Ribot konnte das nicht ertragen. Trotz der Anprangerung durch den ortsansässigen Klerus machte er sich auf die Suche nach einer Methode, durch die die Psychologie für wissenschaftliche Untersuchungen voll zugänglich würde. Ribot tauchte in die Schriften britischer Denker ein und erschien 1870 mit La Psychologie anglaise contemporaine (école expérimentale) (1) auf der Bildfläche. Ungeachtet des nüchternen Titels wurde das Buch von einem kühnen Manifest eingeleitet, das die Psychologie in Frankreich über Jahrzehnte bestimmen würde.

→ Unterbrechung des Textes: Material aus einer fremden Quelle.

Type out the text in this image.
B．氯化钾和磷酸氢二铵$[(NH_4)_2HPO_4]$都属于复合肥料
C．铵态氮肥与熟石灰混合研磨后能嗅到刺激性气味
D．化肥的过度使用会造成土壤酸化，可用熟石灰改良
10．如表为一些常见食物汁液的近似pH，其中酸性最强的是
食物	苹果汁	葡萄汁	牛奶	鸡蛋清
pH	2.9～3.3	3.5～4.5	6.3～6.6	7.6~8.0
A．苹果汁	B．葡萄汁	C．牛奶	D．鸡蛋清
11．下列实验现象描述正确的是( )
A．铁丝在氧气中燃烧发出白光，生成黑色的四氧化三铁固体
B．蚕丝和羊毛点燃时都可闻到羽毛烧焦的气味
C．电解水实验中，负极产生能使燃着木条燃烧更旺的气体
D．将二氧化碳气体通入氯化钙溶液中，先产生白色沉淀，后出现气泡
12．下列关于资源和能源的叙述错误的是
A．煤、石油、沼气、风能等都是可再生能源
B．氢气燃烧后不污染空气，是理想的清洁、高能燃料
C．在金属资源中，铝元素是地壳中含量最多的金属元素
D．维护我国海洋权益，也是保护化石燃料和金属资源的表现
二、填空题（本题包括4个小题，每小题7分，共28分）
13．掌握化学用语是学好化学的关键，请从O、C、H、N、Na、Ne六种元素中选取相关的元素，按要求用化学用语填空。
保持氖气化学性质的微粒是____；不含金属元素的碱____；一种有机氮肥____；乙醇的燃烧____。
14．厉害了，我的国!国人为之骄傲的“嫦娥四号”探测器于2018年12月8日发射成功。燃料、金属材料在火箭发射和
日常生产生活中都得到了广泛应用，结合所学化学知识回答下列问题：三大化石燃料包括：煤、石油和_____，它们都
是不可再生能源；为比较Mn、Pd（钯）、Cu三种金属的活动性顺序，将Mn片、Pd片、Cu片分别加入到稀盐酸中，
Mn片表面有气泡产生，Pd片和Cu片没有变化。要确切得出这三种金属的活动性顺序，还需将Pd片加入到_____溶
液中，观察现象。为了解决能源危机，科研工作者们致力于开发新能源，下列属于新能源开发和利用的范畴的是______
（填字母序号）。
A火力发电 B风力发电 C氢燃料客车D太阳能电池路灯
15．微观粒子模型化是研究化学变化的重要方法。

Konventionelle Vorstellungen sowohl der Philosophie als auch der Naturwissenschaft machten das objektive Studium des Geistes unmöglich, erklärte Ribot. Er attackierte Philosophien wie die von Descartes und Cousin und beharrte darauf, dass sich die Psychologie von der Metaphysik und Religion befreien müsse. Psychologen könnten nicht zu metaphysischen Fragen Stellung nehmen oder offen von der Seele sprechen; und sie könnten sich nicht auf die praxisfernen Methoden der Philosophie stützen, sondern müssten die naturwissenschaftlichen Methoden anwenden (ebd., S. 21–22).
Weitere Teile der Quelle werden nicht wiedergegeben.